AB5 changed how independent contractors are classified in the state. The law is based off a 2018 California Supreme Court decision, which established the ABC test for determining whether someone should be an employee or independent contractor.
“They call it the ABC test as if it’s so easy and simple, but it’s really one of our most important issues for our clients,” Saqui said.
The part of the test Saqui emphasized was an exemption that allowed for business-to-business transactions, meaning the work being done is an exchange between two business entities.
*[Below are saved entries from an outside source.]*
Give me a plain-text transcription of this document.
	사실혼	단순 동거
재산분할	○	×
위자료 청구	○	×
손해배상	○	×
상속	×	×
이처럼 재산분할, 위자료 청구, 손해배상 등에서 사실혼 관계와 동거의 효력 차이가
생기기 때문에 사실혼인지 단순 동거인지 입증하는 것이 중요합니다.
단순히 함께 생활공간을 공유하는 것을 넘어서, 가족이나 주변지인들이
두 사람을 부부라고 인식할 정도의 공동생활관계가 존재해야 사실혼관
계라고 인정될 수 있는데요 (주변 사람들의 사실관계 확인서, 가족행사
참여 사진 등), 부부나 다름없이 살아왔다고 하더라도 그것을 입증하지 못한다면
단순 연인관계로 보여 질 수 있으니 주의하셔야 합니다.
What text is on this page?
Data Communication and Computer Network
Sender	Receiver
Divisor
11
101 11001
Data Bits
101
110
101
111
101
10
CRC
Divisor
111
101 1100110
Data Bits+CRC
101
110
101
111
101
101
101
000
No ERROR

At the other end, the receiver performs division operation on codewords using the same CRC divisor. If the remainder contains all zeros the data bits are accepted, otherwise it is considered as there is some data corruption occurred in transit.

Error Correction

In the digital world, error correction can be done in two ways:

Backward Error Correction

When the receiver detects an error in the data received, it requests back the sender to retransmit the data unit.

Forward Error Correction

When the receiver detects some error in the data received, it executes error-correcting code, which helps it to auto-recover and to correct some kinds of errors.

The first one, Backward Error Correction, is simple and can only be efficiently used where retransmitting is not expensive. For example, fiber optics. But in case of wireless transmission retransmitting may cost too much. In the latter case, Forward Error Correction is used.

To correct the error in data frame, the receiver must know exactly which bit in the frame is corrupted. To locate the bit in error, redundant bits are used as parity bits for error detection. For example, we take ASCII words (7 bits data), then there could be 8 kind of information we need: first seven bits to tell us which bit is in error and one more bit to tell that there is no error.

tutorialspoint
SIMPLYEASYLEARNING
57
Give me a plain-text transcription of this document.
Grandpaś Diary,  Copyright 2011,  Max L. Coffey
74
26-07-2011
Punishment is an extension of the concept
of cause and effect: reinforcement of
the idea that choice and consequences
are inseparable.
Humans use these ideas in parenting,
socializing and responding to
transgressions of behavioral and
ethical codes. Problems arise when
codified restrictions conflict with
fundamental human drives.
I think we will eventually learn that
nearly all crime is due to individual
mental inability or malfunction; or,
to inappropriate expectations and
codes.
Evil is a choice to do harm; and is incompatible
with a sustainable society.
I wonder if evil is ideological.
For example, if a grower relies on someone else for their pesticide application, the person who comes to apply the pesticides must use their own equipment, have a legitimate business and maintain a set of clients.
The next portion of the discussion focused on labor contractors, both the good and the bad.
As the director of the California Agricultural Labor Association, Mendoza has seen his fair share of workplace violations. His organization helps growers and labor contractors ensure they are implementing proper labor protections and their workplaces are compliant.
He showed attendees images of various offenses, including scattered beer cans, faulty equipment, broken toilets and dirty first aid kits.
“We all have to work together to fix this,” Mendoza said. “All of these things are preventable, what are you going to do to put a stop to this?”
Steve and David Scaroni manage a labor contractor business that takes advantage of the H-2A visa program, which provides temporary work visas for agriculture-related work.
David Scaroni said H-2A has its pluses and minuses. A benefit of the program is it provides a grower with a legal workforce. He said it helps that crews stick to one crop, regardless of what’s happening with other commodities in the industry. That also means the work done is a better quality.
The program also has its flaws, Steve Scaroni said. It’s a complex process to navigate and a significant expense. But as they’ve figured out how to manage H-2A, Scaroni said, he hopes the government protects it.
“H-2A is the devil we know,” Steve Scaroni said. “We are not going to get immigration reform this year or likely in my lifetime.”
Citrus market trends
Creamer, president of California Citrus Mutual, moderated a discussion on the state of the citrus industry with the head honchos of California’s biggest citrus businesses. The panel included Al Bates, president of Sun Pacific Shippers, Zak Laffite, Wonderful Citrus president, Jim Phillips, president of Sunkist Growers, and Dave Smith, general manager for Booth Ranches.
The panel focused on how the industry has taken hits from a number of fronts — retaliatory tariffs from China, declining citrus demand and consumption, competition with international producers and the impacts of COVID-19, or coronavirus, on Asian ports.
The showcase’s luncheon featured Randy Russell, California Citrus Mutual’s lobbyist, who gave his insights on the 2020 election and issues in Washington, D.C. impacting the citrus industry.
“We are proud to be able to put on an event that helps make that happen and continues to be a critical resource for citrus growers,” Creamer said.